Table of Contents generated with DocToc
KubeFed can be deployed to and manage IBM Cloud Private clusters. As KubeFed requires Kubernetes v1.13 or greater, please make sure to deploy IBM Cloud Private 3.1.1 or higher.
The following example deploys two IBM Cloud Private 3.1.1 clusters named cluster1
and cluster2
.
Please follow the guide in IBM Cloud Private 3.1.1 Knowledge Center to install.
NOTE: We need to install two clusters named cluster1
and cluster2
, so after cluster/config.yaml
is generated, update the names of the 2 clusters to 'cluster1' and 'cluster2' before installing KubeFed.
For the first cluster, set the following value in cluster/config.yaml
as follows:
cluster_name: cluster1
For the second cluster, set the following value in cluster/config.yaml
as follows:
cluster_name: cluster2
As IBM Cloud Private is enforcing container image security
policy by default, and the default image security policy does not allow pulling the KubeFed
image from quay.io/kubernetes-multicluster/kubefed:*
, we need to update the image security
policy as follows:
$ kubectl edit clusterimagepolicies ibmcloud-default-cluster-image-policy
Update spec.repositories
by adding quay.io/kubernetes-multicluster/kubefed:*
:
spec:
repositories:
- name: "quay.io/kubernetes-multicluster/kubefed:*"
IBM Cloud Private supports pod isolation
with ibm-restricted-psp
as the default pod security policy. This policy requires pods to run with a non-root user ID,
and prevents pods from accessing the host. The kubefed pods try to run as root, so the Pod Security Policy prevents their start.
The simplest way to configure the Pod security policy for the kube-federation-system
namespace, is to create and configure
the namespace before kubefed installation.
- Log in to your IBM Cloud Private cluster as a cluster administrator.
- From the navigation menu, click Manage > Namespaces.

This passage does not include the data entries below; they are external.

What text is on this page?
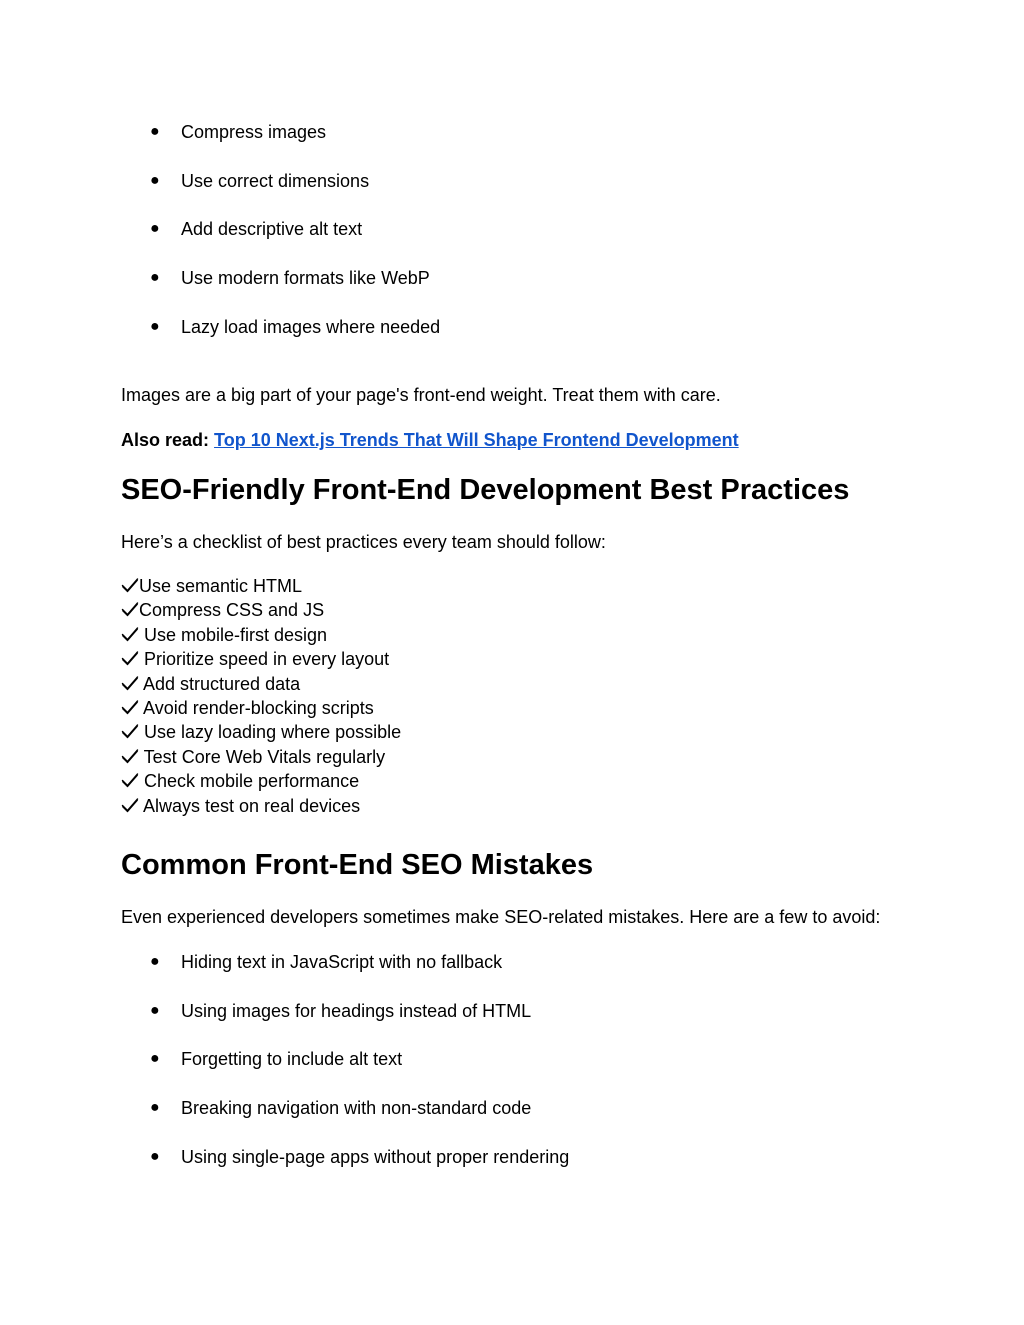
● Compress images
● Use correct dimensions
● Add descriptive alt text
● Use modern formats like WebP
● Lazy load images where needed

Images are a big part of your page's front-end weight. Treat them with care.

Also read: Top 10 Next.js Trends That Will Shape Frontend Development

SEO-Friendly Front-End Development Best Practices

Here’s a checklist of best practices every team should follow:

Use semantic HTML
Compress CSS and JS
Use mobile-first design
Prioritize speed in every layout
Add structured data
Avoid render-blocking scripts
Use lazy loading where possible
Test Core Web Vitals regularly
Check mobile performance
Always test on real devices
Common Front-End SEO Mistakes

Even experienced developers sometimes make SEO-related mistakes. Here are a few to avoid:

● Hiding text in JavaScript with no fallback
● Using images for headings instead of HTML
● Forgetting to include alt text
● Breaking navigation with non-standard code
● Using single-page apps without proper rendering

- Click the Create Namespace button.
- In the Create Namespace dialog box, enter
kube-federation-system
as the name of the new namespace. - Click the Pod Security drop-down menu and select
ibm-anyuid-psp
as pod security policy for your namespace.
When you finish these operations, you can return to the User Guide to deploy the KubeFed control-plane.